I'm not going to try to recreate my myth-by-myth comments (don't worry - technically they're all properly described) but I'll offer this comment:
There are aren't 12, or 10 or 5 myths about equalization. There's only one myth:
"There are no 'myths' about equalization, only collections of common practices that can be misapplied in a given situation if you don't understand what you're trying to fix or improve."
To this end, I offer up a article I wrote a couple of years ago about Filters and Equalizers
that will help you to understand what several types of filters (the technology) and equalizers (the products) do and how their controls affect the signal that passes through them, in both good and bad ways, and things that are traded off.

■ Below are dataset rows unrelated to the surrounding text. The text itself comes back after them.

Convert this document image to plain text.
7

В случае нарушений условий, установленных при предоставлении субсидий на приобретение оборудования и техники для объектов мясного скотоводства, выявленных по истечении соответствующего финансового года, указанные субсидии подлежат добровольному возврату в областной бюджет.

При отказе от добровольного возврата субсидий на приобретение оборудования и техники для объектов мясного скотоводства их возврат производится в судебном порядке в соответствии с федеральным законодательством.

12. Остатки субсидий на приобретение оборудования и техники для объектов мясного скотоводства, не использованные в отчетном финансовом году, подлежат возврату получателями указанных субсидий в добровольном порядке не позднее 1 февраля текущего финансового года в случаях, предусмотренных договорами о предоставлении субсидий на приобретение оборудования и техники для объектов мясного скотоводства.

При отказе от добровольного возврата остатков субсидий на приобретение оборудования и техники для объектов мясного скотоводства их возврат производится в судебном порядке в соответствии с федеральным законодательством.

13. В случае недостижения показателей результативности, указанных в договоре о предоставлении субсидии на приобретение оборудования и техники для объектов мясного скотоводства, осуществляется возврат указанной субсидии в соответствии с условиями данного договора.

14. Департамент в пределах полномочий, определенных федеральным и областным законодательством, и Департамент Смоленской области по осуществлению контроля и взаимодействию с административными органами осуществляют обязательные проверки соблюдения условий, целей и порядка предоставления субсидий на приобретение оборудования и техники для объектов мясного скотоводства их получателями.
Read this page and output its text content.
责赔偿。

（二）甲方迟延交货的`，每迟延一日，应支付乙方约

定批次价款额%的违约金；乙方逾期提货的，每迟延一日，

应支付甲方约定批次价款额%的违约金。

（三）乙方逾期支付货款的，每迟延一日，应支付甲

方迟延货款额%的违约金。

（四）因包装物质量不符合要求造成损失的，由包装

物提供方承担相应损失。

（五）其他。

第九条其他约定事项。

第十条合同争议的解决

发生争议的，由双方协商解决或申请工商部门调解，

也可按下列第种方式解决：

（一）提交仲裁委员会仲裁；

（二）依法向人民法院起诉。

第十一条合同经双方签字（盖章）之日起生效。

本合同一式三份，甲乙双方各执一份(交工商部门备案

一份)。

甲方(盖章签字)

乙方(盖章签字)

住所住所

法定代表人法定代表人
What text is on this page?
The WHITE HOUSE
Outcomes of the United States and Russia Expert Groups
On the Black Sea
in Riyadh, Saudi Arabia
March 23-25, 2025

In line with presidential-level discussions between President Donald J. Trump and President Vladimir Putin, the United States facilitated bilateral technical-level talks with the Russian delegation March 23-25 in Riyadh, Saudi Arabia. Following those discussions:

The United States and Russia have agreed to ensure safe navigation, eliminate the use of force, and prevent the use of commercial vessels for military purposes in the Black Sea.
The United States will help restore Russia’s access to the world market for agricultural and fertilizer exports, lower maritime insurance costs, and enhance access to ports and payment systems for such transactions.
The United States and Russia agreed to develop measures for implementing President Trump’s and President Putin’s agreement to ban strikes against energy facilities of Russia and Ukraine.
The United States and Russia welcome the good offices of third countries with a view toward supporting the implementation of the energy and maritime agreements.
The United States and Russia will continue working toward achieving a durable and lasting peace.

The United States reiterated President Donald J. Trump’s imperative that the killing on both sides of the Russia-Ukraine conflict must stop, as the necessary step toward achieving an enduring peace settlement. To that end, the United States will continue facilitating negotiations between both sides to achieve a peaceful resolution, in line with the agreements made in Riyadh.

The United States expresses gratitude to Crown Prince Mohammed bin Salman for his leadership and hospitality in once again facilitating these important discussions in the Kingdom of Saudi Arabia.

Room acoustics, and attempting to fix them with equalization, is a different problem that has mostly wrong mythological solutions. You can't effectively fix reflections and the peaks and nulls that they create with an equalizer. However, you can use equalization to correct for the low frequency buildup when a speaker is too close to a wall or corner. That's why so many powered speakers have a low frequency EQ switch or control. The reason why there's a corresponding high frequency switch or control is because users who don't understand the reason why a low frequency rolloff can alleviate a problem expect there to be one. And also, because some may find the tweeters to be harsh and can work more comfortably without those annoying high frequencies. The sometimes-offered explanation for high frequency speaker equalization that it compensates for overly reflective walls - too many high frequency reflections - or overly absorbent materials - too much high frequency absorption - is about as close to an EQ myth as you'll find. Use it with care.
And unless you're mastering or cutting lacquer, don't worry about linear phase or FIR equalizers, just use what sounds best if you have a choice, but remember to listen for unwanted frequency response irregularities due to latency and its potential for comb filtering when your recording has more than one source (leakage) for the sound you're EQ-ing.